En matière d’innovation, l’échec est la règle, la réussite est l’exception. Il faut multiplier les essais pour trouver un bon produit. Et, ici, les essais consistent à interférer positivement avec la relation professeur-élève.

Si l’on part dans cette voie, il faut soutenir l’innovation, avec des coûts élevés, et des délais en rapport. Le temps aidant, cela peut devenir « rentable » en raison des dizaines et centaines de millions pour ne pas dire de milliards, de personnes à instruire (notamment dans le domaine scientifique, dans lequel la langue parlée importe moins).

4 – Un autre projet, tout à fait différent, part de l’idée qu’à l’avenir des masses grandissantes d’informations brutes seront stockés dans le "nuage" (cloud) et qu’il apparaîtra des outils de plus en plus performants de recherche, sélection, et traitement de l’information.
Le risque, pour les personnes peu instruites, est, soit de n’en tirer que des informations très simples et pauvres, soit de se noyer dans la masse d’informations, soit de faire confiance à des outils fonctionnant selon des règles qu’ils ignorent.

Nous devons donc former nos élèves pour qu’ils connaissent et comprennent le fonctionnement de ces outils, et qu’ils constatent à l’expérience que des connaissances solides et bien structurées ainsi qu’un esprit logique et inventif, sont d’autant plus nécessaires qu’on dispose de plus d’informations.
Pour cela, il faut inclure ces outils, dès maintenant, dans la formation des enseignants.

Propositions :

• Le développement du numérique offre de nombreuses occasions d’innovation dans l’enseignement.
• Il faut sans tarder le prendre en compte dans la formation des nouveaux professeurs et dans le perfectionnement des autres (c’est proposé par le rapport), en s’appliquant d’abord à leur propre travail de réflexion et de préparation.
• Ne pas investir dans du matériel sans être sûr de l’existence d’applications utiles et utilisables par les enseignants, largement testées.
• Commencer par le lycée, continuer par le collège, et, si les expériences sont concluantes, étudier prudemment le cas du primaire.
Car le primaire, ce sont les fondements. Et ces fondements ne sont pas numériques. 
Avant la lecture et l’écriture, il y a la parole, les mots, les poésies. Avant les nombres, il y a des objets à dénombrer, puis des opérations posées, puis du calcul mental.
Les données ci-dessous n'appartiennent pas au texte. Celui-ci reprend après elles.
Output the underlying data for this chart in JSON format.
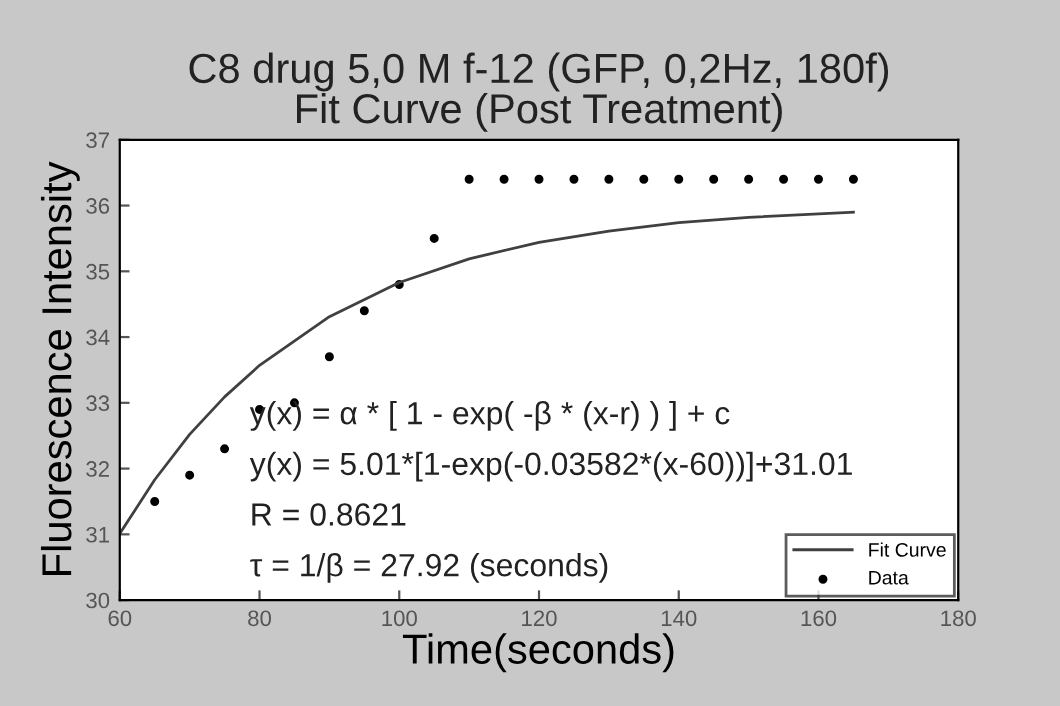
{
  "chart_data": {
    "type": "scatter",
    "title": "C8 drug 5,0 M f-12 (GFP, 0,2Hz, 180f)\nFit Curve (Post Treatment)",
    "xlabel": "Time(seconds)",
    "ylabel": "Fluorescence Intensity",
    "series": [
      {
        "name": "Fit Curve",
        "type": "line",
        "color": "#404040",
        "marker": "none",
        "line_style": "solid",
        "x": [
          60,
          65,
          70,
          75,
          80,
          90,
          100,
          110,
          120,
          130,
          140,
          150,
          165
        ],
        "values": [
          31.01,
          31.83,
          32.52,
          33.09,
          33.57,
          34.31,
          34.83,
          35.19,
          35.44,
          35.61,
          35.74,
          35.82,
          35.9
        ]
      },
      {
        "name": "Data",
        "color": "#000000",
        "marker": "circle",
        "x": [
          65,
          70,
          75,
          80,
          85,
          90,
          95,
          100,
          105,
          110,
          115,
          120,
          125,
          130,
          135,
          140,
          145,
          150,
          155,
          160,
          165
        ],
        "values": [
          31.5,
          31.9,
          32.3,
          32.9,
          33.0,
          33.7,
          34.4,
          34.8,
          35.5,
          36.4,
          36.4,
          36.4,
          36.4,
          36.4,
          36.4,
          36.4,
          36.4,
          36.4,
          36.4,
          36.4,
          36.4
        ]
      }
    ],
    "annotations": [
      "y(x) = α * [ 1 - exp( -β * (x-r) ) ] + c",
      "y(x) = 5.01*[1-exp(-0.03582*(x-60))]+31.01",
      "R = 0.8621",
      "τ = 1/β = 27.92 (seconds)"
    ],
    "xlim": [
      60,
      180
    ],
    "xticks": [
      60,
      80,
      100,
      120,
      140,
      160,
      180
    ],
    "ylim": [
      30,
      37
    ],
    "yticks": [
      30,
      31,
      32,
      33,
      34,
      35,
      36,
      37
    ],
    "grid": false,
    "legend": "bottom right"
  }
}
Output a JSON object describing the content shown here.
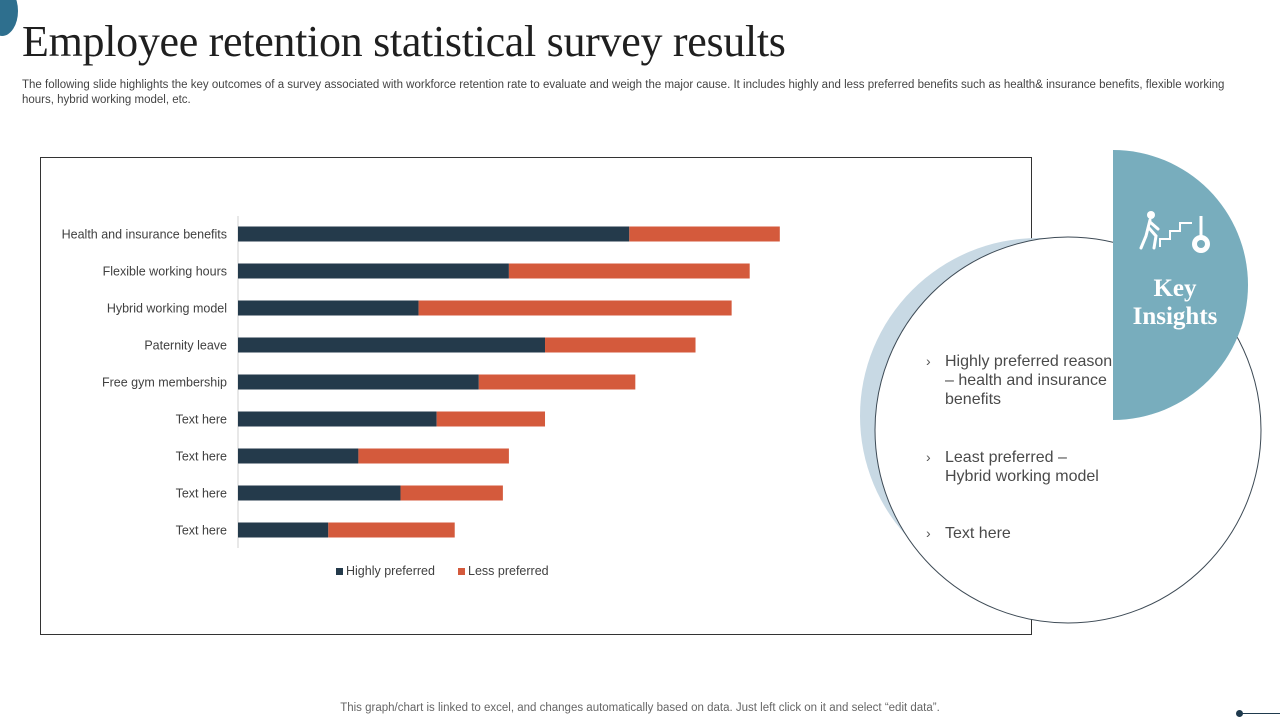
{
  "slide": {
    "title": "Employee retention statistical survey results",
    "subtitle": "The following slide highlights the key outcomes of a survey associated with workforce retention rate to evaluate and weigh the major cause. It includes highly and less preferred benefits such as health& insurance benefits, flexible working hours, hybrid working model, etc.",
    "footer_note": "This graph/chart is linked to excel,  and changes automatically based on data. Just left click on it and select “edit data”."
  },
  "chart_data": {
    "type": "bar",
    "orientation": "horizontal",
    "stacked": true,
    "categories": [
      "Health and insurance benefits",
      "Flexible working hours",
      "Hybrid working model",
      "Paternity leave",
      "Free gym membership",
      "Text here",
      "Text here",
      "Text here",
      "Text here"
    ],
    "series": [
      {
        "name": "Highly preferred",
        "color": "#243a4b",
        "values": [
          65,
          45,
          30,
          51,
          40,
          33,
          20,
          27,
          15
        ]
      },
      {
        "name": "Less preferred",
        "color": "#d45a3c",
        "values": [
          25,
          40,
          52,
          25,
          26,
          18,
          25,
          17,
          21
        ]
      }
    ],
    "xlim": [
      0,
      100
    ],
    "legend": "bottom",
    "grid": false
  },
  "insights": {
    "heading": "Key Insights",
    "icon": "stairs-goal-icon",
    "accent_color": "#78adbd",
    "items": [
      "Highly preferred reason – health and insurance benefits",
      "Least preferred – Hybrid working model",
      "Text here"
    ],
    "chevron": "›"
  }
}
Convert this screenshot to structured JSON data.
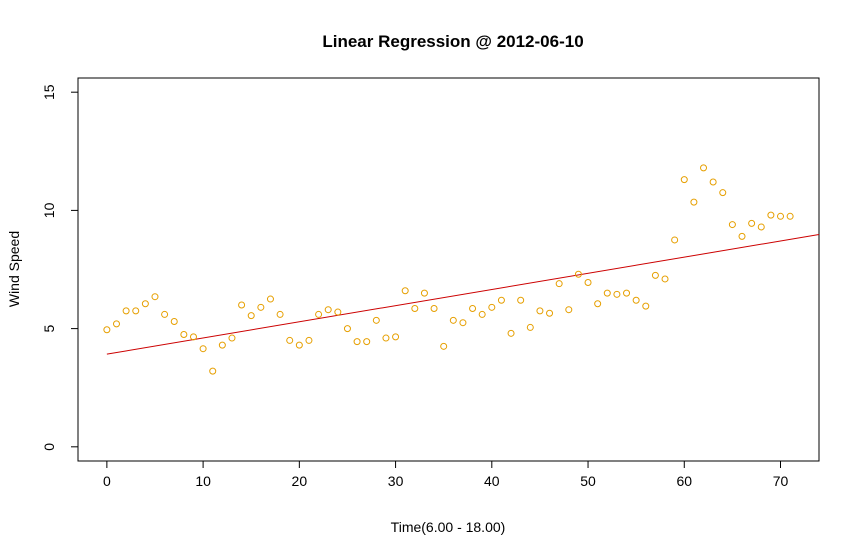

De plus, on commence à s’interroger sur les conséquences de l’abus du "numérique" sur le cerveau du petit enfant, particulièrement malléable. Nous savons déjà que l’enseignement en désordonné du constructivisme introduit le désordre dans le cerveau des enfants. Le principe de précaution impose la plus grande prudence dans ce domaine.
Pas d’ordinateur, de calculette, ni de tablette tactile et autres en primaire.
Pas de « plan numérique en primaire »

Et surtout

Pas d’éducation aux médias et à l’information : l’enseignement général, qui édifie la culture, suffit.